Even with Acacia he had never felt this connection, this need to protect her from all and sundry. Cassandra Northrup made him crazy, witless and sad, yet the feel of her slight body against his in the warm waters of the high pool above Bagnères-de-Bigorre lingered.
Shimmering against reason.
They had gone there by chance, a traveller’s tale remembered, a small, ancient and lonely pool set amongst the mountain scrub, steam rising like God’s breath from the very bowels of a restless earth.
She had forged on ahead from the little house by the river, trying to escape him, he was to understand with time, hurrying along the mountain passes without looking back, though when he had found her a good two hours later she had given no explanation and he had not wanted to ask for one.
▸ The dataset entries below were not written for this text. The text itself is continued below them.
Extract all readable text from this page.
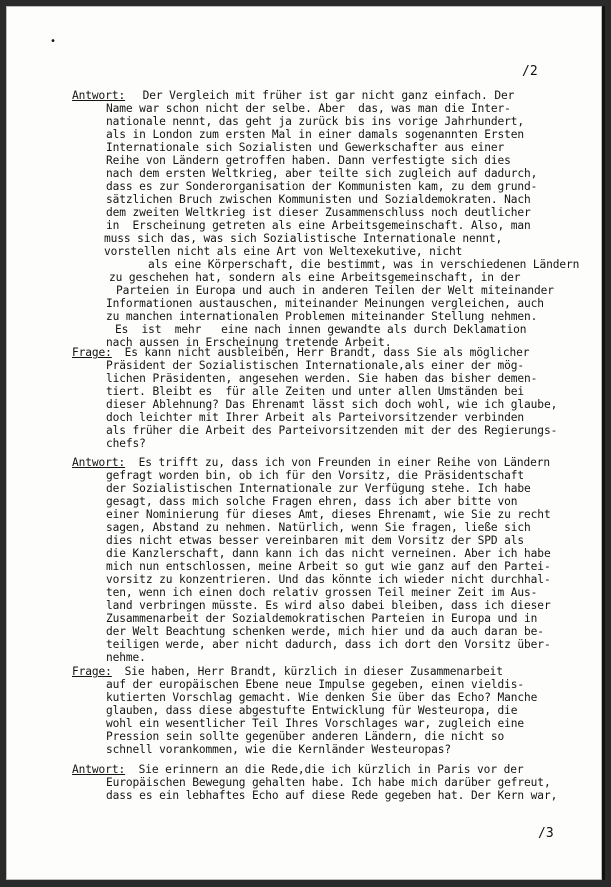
•
/2
Antwort: Der Vergleich mit früher ist gar nicht ganz einfach. Der
Name war schon nicht der selbe. Aber  das, was man die Inter-
nationale nennt, das geht ja zurück bis ins vorige Jahrhundert,
als in London zum ersten Mal in einer damals sogenannten Ersten
Internationale sich Sozialisten und Gewerkschafter aus einer
Reihe von Ländern getroffen haben. Dann verfestigte sich dies
nach dem ersten Weltkrieg, aber teilte sich zugleich auf dadurch,
dass es zur Sonderorganisation der Kommunisten kam, zu dem grund-
sätzlichen Bruch zwischen Kommunisten und Sozialdemokraten. Nach
dem zweiten Weltkrieg ist dieser Zusammenschluss noch deutlicher
in  Erscheinung getreten als eine Arbeitsgemeinschaft. Also, man
muss sich das, was sich Sozialistische Internationale nennt,
vorstellen nicht als eine Art von Weltexekutive, nicht
als eine Körperschaft, die bestimmt, was in verschiedenen Ländern
zu geschehen hat, sondern als eine Arbeitsgemeinschaft, in der
Parteien in Europa und auch in anderen Teilen der Welt miteinander
Informationen austauschen, miteinander Meinungen vergleichen, auch
zu manchen internationalen Problemen miteinander Stellung nehmen.
Es  ist  mehr   eine nach innen gewandte als durch Deklamation
nach aussen in Erscheinung tretende Arbeit.
Frage: Es kann nicht ausbleiben, Herr Brandt, dass Sie als möglicher
Präsident der Sozialistischen Internationale,als einer der mög-
lichen Präsidenten, angesehen werden. Sie haben das bisher demen-
tiert. Bleibt es  für alle Zeiten und unter allen Umständen bei
dieser Ablehnung? Das Ehrenamt lässt sich doch wohl, wie ich glaube,
doch leichter mit Ihrer Arbeit als Parteivorsitzender verbinden
als früher die Arbeit des Parteivorsitzenden mit der des Regierungs-
chefs?
Antwort: Es trifft zu, dass ich von Freunden in einer Reihe von Ländern
gefragt worden bin, ob ich für den Vorsitz, die Präsidentschaft
der Sozialistischen Internationale zur Verfügung stehe. Ich habe
gesagt, dass mich solche Fragen ehren, dass ich aber bitte von
einer Nominierung für dieses Amt, dieses Ehrenamt, wie Sie zu recht
sagen, Abstand zu nehmen. Natürlich, wenn Sie fragen, ließe sich
dies nicht etwas besser vereinbaren mit dem Vorsitz der SPD als
die Kanzlerschaft, dann kann ich das nicht verneinen. Aber ich habe
mich nun entschlossen, meine Arbeit so gut wie ganz auf den Partei-
vorsitz zu konzentrieren. Und das könnte ich wieder nicht durchhal-
ten, wenn ich einen doch relativ grossen Teil meiner Zeit im Aus-
land verbringen müsste. Es wird also dabei bleiben, dass ich dieser
Zusammenarbeit der Sozialdemokratischen Parteien in Europa und in
der Welt Beachtung schenken werde, mich hier und da auch daran be-
teiligen werde, aber nicht dadurch, dass ich dort den Vorsitz über-
nehme.
Frage: Sie haben, Herr Brandt, kürzlich in dieser Zusammenarbeit
auf der europäischen Ebene neue Impulse gegeben, einen vieldis-
kutierten Vorschlag gemacht. Wie denken Sie über das Echo? Manche
glauben, dass diese abgestufte Entwicklung für Westeuropa, die
wohl ein wesentlicher Teil Ihres Vorschlages war, zugleich eine
Pression sein sollte gegenüber anderen Ländern, die nicht so
schnell vorankommen, wie die Kernländer Westeuropas?
Antwort: Sie erinnern an die Rede,die ich kürzlich in Paris vor der
Europäischen Bewegung gehalten habe. Ich habe mich darüber gefreut,
dass es ein lebhaftes Echo auf diese Rede gegeben hat. Der Kern war,
/3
After that they had moved with their own thoughts across the landscape, always climbing higher. An image of Alph the sacred river running to measureless caverns and sunless seas took his imagination. Sandrine was like a sylph, light of foot and pure of heart, her hair in the grey mists the only bright and shining beacon.
His wife.
He had never been married before and the troth was surprising in its power. She was young, he knew that, but under her youth there was wisdom and discernment born from an adversity he could only wonder at.
His.
For better or for worse.
He quickened his pace. Already she was thirty feet in front of him and the slope was steepening, but to his left was the grotto he had found many years before, the steam even from this distance visible.
‘There.’ He pointed, and she shaded her eyes and looked, a smile rewarding his discovery.
‘We can take a bath?’
He nodded and took her hand because the shale was treacherous and he did not wish for her to slip.
Later, in the cold winters of London, he would think of this time and try to remember each and every moment of it. Back then the relief of another chance at life after their sickness had made him feel exhilarated.